I just finished my BSc Hons. in Mathematics and CS from one of the leading research institutes in India (Not IITs). Now I'm going to continue my masters in CS. I like ML. But I haven't done any proper course. I wish to apply for PhD in this area. Can anybody tell me a detailed idea about the courses that I need to take so that I can apply for PhD in US or Europe?
Can anybody tell me a detailed idea about the courses that I need to take so that I can apply for PhD in US or Europe ?
PhD programmes in the US and Europe are significantly different. While a PhD in Europe expects you to have a fair idea of what you intend to research, the US universities allow you to take courses to learn - quite similar to what the IITs follow.
What courses to take largely depends on where you are studying, right? You cannot take a course if it is not offered.
An example Data Analytics course is at https://volgenau.gmu.edu/program/view/20521
Basically, you want to learn a couple of programming languages - Python (with scikit-learn) is good, take a course on statistics (and learn R programming). A core course in Machine Learning (teaching decision trees, neural networks, clustering etc.) and few courses on database systems. You need to know SQL and also NoSQL systems. Try MySQL and MongoDB, for example. These should generally give you the pre-requisites.
Also, just learning theory is not enough - one needs to also do practical work. For that, I would suggest learning Linux and having the ability to spin up VMs and setup a system with Hadoop etc. Cloudera provides a VM to get started, and so does MapR. Virtualbox is a good free virtualisation software.
You also need to decide what field of ML you want to go in further. This would depend on whay you want to learn ML - the reasons would be your own. Of teh sub-fields one could look at pattern recognition, audio recognition, predictive analytics, classification systems etc. You should then do your Masters work on that. IMHO, it would make sense to look at small, real world problems and try to solve them with ML to build a portfolio, then tackling something huge. If you are able to solve small but significant real-world issues, you would have a much better chance of landing the paid scholarship.
To get an idea about opportunities available in the UK, you can join the BIG-DATA@jiscmail.ac.uk mailing list. Social media researchers can join mailing lists of the Association of Internet Researchers at http://aoir.org
Note: Before or after down-voting this answer please leave some rationale as to why you do not think this is appropriate advice.

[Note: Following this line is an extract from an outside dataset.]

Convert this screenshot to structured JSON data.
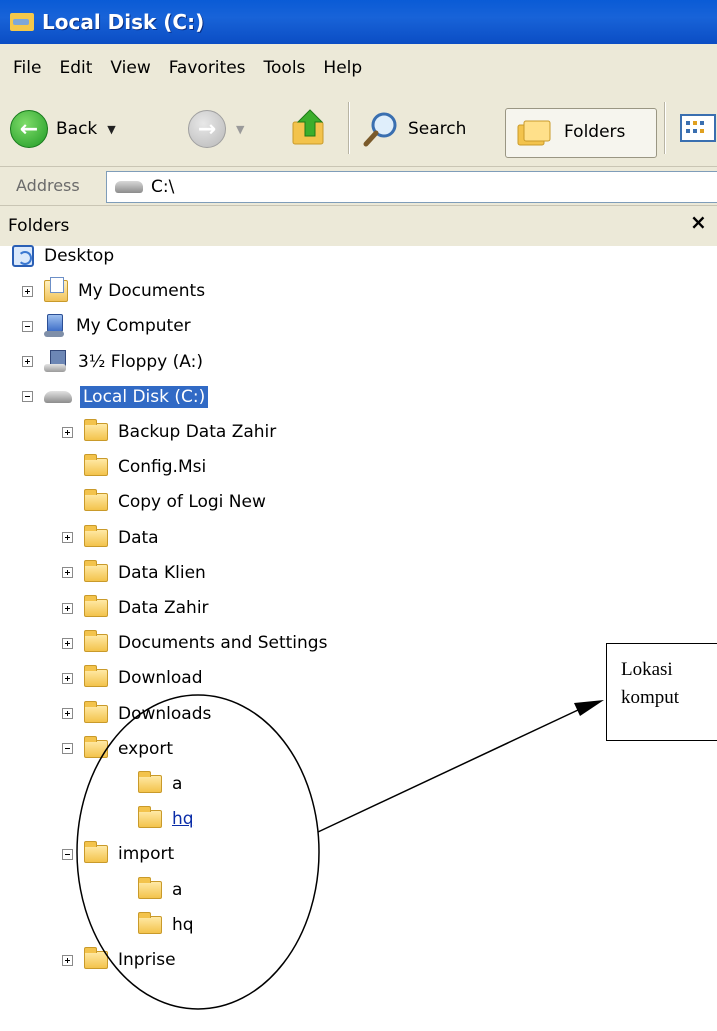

Look at specific program requirements. PhD programs in the US are designed to teach you what you need to know, for the most part. Your job is to become comfortable with CS and some stats before you enter. For example, here is what Carnegie Mellon posts as their 'requirements' for entering the PhD program:
' Unofficially, we recommend a high level of comfort with math (particularly linear algebra, probability, and proofs) and computer programming (at the level of an undergraduate degree in computer science, although many of our applicants get the necessary experience without majoring in CS). It is possible to fill in some of this background on the fly, but you will be working hard to do so! In addition, the program is very competitive, so successful applications always stand out in some way from their peers -- for example grades, research experience, or recommendation letters.'
I think SACHIN GARG's advice is very applicable to those with MS looking to find an industry job. For academia, it will depend more on your sub-field, like SACHIN says. For example, if you go into academic epidemiology, you may never have to write a line of SQL. If you get a job as a bioinformatics data scientist, you almost absolutely will.
Aside from having a general background in Math and CS (which you do), PhD programs often ask why you want to join. When you say "I like ML" it is useful to be able to justify your claim. It doesn't have to be a formal course but having some familiarity with the subject will most certainly help. I recommend doing an online course to get a feel for the area & decide what exactly you might want to work with (you can change your decision later but you should have some concrete ideas/examples in your head).
I learned ML on Coursera and highly recommend it (the class is taught by Andrew Ng, one of Coursera's cofounders). However, there are many other courses, so pick the one that appeals to you the most. Good luck!